A top international coach who shall remain anonymous for the obvious reason that he may well be coaching a rival nation then even told me earlier this year that France would be his tip to win the 2023 World Cup.Their performances in the last Six Nations were mediocre and they only managed a lowly fourth, but they did beat England and lost narrowly (15-13) to Ireland. With a bit of luck they could have challenged for the trophy.
And while the big defeats reflected by the scores during their tour of New Zealand suggested they were outplayed, those results deserve closer scrutiny. The French were victims of some questionable match officiating that twice saw them reduced to 14 men and in some of the games they were still competitive reasonably late in the piece.
Nope, if the expectation is for the Boks to win by a mile on Saturday that needs to be adjusted.

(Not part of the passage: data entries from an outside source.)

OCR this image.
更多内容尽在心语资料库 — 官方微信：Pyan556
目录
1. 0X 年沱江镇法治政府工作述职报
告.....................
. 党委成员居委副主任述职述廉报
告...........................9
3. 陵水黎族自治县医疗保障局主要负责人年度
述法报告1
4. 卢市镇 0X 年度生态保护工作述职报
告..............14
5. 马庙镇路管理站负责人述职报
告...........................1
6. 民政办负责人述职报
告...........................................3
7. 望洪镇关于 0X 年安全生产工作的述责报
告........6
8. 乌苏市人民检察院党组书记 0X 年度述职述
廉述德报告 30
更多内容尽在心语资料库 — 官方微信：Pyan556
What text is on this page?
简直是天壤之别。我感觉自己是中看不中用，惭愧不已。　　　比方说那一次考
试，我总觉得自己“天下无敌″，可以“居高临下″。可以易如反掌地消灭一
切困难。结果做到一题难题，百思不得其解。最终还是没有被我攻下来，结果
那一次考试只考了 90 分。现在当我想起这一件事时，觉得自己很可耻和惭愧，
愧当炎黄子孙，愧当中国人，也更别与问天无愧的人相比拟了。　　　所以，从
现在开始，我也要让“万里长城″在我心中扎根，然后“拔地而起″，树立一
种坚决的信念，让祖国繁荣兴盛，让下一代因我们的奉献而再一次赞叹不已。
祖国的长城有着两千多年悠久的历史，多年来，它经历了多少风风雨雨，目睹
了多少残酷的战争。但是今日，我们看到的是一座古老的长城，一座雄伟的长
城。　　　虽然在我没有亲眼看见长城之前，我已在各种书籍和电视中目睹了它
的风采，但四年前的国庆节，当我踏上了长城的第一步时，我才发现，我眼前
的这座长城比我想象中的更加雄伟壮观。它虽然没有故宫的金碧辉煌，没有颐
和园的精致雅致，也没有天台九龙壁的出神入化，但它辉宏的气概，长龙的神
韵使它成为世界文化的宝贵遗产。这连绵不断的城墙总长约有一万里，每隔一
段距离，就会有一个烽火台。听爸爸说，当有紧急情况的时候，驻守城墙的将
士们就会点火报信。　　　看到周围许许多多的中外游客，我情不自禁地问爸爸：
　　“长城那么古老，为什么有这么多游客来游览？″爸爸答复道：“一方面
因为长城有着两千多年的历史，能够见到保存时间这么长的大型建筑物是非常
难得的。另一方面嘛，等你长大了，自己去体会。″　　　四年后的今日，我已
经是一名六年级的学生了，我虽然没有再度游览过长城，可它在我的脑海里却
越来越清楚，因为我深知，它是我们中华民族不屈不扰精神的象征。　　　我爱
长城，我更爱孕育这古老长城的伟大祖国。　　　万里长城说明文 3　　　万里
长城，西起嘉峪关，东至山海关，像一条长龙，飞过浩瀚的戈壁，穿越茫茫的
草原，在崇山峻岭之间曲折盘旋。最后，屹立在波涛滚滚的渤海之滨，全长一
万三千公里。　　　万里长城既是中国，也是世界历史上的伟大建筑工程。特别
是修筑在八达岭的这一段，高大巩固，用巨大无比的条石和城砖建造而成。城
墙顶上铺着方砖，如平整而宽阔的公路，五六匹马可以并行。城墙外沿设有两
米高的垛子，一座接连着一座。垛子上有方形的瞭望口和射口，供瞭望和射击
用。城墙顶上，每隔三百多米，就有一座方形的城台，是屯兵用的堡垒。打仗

It could happen, anything is possible against France. But don’t anticipate it, because we may be heading back to the days where it all depends on the French mood, and France have shown just enough hints of a resurgence lately to make them dangerous despite what now has become a long losing streak and a drought against South Africa that stretches back almost a decade (admittedly there have only been six matches between the nations since 2009).
What is correct to assume though is that Siya Kolisi’s team is well equipped to win and to make up for last week’s disappointment on the other side of the English Channel with a rousing performance. There may be some quibbles about Duane Vermeulen playing flank and not No 8, but the experiment does have obvious merit if you consider the experience and leadership ability of Warren Whiteley. Vermeulen’s ability to play to the ball is also a factor. It is something that deserved to be tried in more than just one game, with the Boks likely to revert to the Kolisi, Pieter-Steph du Toit and Vermeulen combination once Eben Etzebeth is fit again.
Akker van der Merwe should be part of the Bok touring squad and so should Jean-Luc du Preez, there isn’t too much question about that, but Erasmus has got the selection for this particular match spot on. Based on last week’s evidence, we should be eagerly looking forward to what Sbu Nkosi can do on the wing, and we already know of Aphiwe Dyantyi’s abilities. Assistant coach Mzwandile Stick was spot on with what he said earlier in the week, the South African contesting of the aerial kicks is improving.
Nkosi nearly scored when he soared up and won the ball from a cross kick early in the game at Twickenham, though the use of that “nearly” word does sum up the Boks’ main challenge at Stade de France. With Erasmus as coach, the plan is likely to be the right one. What needs to be got right is the execution. When that comes, this Bok team is going to be a formidable force indeed.
One bit of advice though: It would be the height of folly for the Boks to be true to the threat of executing Owen Farrell type shoulder charges as textbook tackles in this game. The world’s most experienced referee, Nigel Owens, is in charge, and he won’t feel that the World Rugby silence on last week’s controversy has anything to do with him. If a Bok repeats the Farrell charge Owens will do what Angus Gardner should have done last week by awarding France a penalty and yellow carding that player.
And because he’s a referee with the backbone that should be required to officiate at this level, it won’t matter when in the game that offence happens.